Question

im trying to finish my site and ensuring that the user cannot see anything that might help them in malicious ways or give them a bad experience on the site.

So for my pages where e.g login.php i check the request method, if its post continue if not then 404 etc.

However i have a couple of pages that gather some information from the database and i include them in the page. Some of them are quite large / complex so i prefer doing this to keep things tidier.

How can i go about redirecting the user to a 404 if they directly access these pages instead of them just being included?

Thanks. Hope you know what i mean! :)

Was it helpful?

Solution 2

I think that you can use some simple tricks.
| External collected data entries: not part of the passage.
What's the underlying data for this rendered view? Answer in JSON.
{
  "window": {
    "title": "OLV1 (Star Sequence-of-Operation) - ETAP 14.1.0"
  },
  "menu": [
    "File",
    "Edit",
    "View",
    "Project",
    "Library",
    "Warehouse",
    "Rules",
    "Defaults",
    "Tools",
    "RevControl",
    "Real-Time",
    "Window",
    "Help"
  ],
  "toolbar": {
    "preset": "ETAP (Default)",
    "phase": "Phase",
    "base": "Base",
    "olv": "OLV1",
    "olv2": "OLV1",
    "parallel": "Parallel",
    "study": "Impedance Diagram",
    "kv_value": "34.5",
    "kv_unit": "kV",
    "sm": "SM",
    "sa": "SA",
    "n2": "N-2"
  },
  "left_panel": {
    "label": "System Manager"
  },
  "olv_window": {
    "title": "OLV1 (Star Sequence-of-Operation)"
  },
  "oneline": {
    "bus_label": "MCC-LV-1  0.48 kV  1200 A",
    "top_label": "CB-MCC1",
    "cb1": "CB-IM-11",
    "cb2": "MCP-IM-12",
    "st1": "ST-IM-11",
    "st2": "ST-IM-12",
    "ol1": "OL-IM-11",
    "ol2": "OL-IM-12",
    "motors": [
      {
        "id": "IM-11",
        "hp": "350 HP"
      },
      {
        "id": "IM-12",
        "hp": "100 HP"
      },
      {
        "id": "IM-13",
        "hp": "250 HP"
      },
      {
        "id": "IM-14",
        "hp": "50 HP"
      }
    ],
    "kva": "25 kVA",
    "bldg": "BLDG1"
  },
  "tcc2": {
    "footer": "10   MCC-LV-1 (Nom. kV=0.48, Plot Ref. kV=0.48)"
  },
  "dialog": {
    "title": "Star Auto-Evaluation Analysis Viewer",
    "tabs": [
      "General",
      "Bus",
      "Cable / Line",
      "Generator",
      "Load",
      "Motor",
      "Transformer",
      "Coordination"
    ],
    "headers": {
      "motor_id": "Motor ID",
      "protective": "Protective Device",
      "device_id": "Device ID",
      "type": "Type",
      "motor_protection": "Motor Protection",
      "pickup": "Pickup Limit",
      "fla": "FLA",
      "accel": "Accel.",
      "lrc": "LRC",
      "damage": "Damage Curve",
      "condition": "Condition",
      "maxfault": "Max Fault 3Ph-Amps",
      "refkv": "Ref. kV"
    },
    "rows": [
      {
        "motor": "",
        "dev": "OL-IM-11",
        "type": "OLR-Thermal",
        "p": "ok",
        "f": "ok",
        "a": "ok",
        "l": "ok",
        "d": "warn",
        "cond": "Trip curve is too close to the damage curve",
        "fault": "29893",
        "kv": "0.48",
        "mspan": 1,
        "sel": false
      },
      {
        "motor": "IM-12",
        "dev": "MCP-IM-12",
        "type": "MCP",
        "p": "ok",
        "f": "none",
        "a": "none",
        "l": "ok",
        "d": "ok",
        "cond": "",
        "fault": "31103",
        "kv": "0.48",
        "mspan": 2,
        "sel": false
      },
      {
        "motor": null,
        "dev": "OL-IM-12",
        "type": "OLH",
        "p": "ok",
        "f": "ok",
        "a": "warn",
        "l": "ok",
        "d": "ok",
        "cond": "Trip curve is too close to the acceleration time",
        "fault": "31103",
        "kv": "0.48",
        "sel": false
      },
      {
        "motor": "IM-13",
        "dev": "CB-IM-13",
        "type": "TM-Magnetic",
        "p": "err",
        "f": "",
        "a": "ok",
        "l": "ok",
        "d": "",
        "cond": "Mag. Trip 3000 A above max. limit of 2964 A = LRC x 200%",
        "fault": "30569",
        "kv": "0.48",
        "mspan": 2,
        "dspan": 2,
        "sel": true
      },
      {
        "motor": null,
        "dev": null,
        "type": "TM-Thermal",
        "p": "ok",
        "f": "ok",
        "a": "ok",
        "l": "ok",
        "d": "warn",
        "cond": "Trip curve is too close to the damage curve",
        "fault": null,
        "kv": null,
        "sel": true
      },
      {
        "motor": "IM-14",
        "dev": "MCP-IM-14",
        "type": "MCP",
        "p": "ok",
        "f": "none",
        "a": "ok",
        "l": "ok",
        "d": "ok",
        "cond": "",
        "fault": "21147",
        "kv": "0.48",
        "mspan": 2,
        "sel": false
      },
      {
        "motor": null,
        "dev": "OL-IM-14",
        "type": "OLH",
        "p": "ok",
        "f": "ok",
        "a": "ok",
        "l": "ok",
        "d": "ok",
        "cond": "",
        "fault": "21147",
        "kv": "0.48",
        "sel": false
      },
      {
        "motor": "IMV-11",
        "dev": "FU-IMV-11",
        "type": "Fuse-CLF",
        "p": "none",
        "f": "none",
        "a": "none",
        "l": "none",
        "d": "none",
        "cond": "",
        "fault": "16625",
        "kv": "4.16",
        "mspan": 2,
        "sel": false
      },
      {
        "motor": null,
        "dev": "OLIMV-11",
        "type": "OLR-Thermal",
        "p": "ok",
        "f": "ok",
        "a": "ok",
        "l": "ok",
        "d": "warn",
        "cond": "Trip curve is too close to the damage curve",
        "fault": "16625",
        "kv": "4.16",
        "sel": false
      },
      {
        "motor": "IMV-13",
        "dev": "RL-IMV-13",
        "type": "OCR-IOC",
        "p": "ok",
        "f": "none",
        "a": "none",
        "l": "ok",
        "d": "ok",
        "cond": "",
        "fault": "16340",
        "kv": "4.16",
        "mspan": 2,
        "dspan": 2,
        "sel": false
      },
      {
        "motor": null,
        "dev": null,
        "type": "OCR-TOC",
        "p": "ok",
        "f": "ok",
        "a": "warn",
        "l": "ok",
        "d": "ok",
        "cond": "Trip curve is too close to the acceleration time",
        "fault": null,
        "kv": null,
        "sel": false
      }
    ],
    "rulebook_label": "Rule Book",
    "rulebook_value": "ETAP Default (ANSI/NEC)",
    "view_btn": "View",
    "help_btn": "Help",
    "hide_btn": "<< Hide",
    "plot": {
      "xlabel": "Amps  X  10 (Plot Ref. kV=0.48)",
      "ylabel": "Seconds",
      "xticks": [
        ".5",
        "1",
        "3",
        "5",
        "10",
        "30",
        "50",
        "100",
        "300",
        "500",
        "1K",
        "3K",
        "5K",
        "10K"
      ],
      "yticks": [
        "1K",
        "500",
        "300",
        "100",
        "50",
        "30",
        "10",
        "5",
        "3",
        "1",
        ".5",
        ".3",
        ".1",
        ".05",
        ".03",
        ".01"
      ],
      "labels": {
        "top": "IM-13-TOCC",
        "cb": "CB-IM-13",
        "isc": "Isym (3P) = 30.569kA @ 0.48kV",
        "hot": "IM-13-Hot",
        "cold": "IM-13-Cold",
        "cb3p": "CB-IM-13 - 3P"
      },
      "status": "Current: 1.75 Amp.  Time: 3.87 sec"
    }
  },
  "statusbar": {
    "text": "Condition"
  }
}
where you want to include files, instead of simply

include('db.php')

do:

$including = 'yes';
include('db.php');

and in first lines of db.php:

if (!isset($including)) {
  //show 404
  exit;
}
//db job

so it does it's job if included, and shows a 404 if it is called directly.

Alternatively:

the first trick (and DEFINE) may be safer but if you don't want to change every file that includes the file;

just in db.php:

if (basename(__FILE__) == basename($_SERVER['SCRIPT_FILENAME'])) {
  //show 404
  exit;
}
//db job

OTHER TIPS

<?php // top file, eg login.php
define('IN_SCRIPT', true);
include('infopage.php');
?>

<?php // included file, eg infopage.php
if (! defined('IN_SCRIPT')) {
   // log message, throw header, etc.
   // this is a direct access
   exit(0);
}

// do whatever
?>

Alternatively, consider moving your info pages out of the web visible space.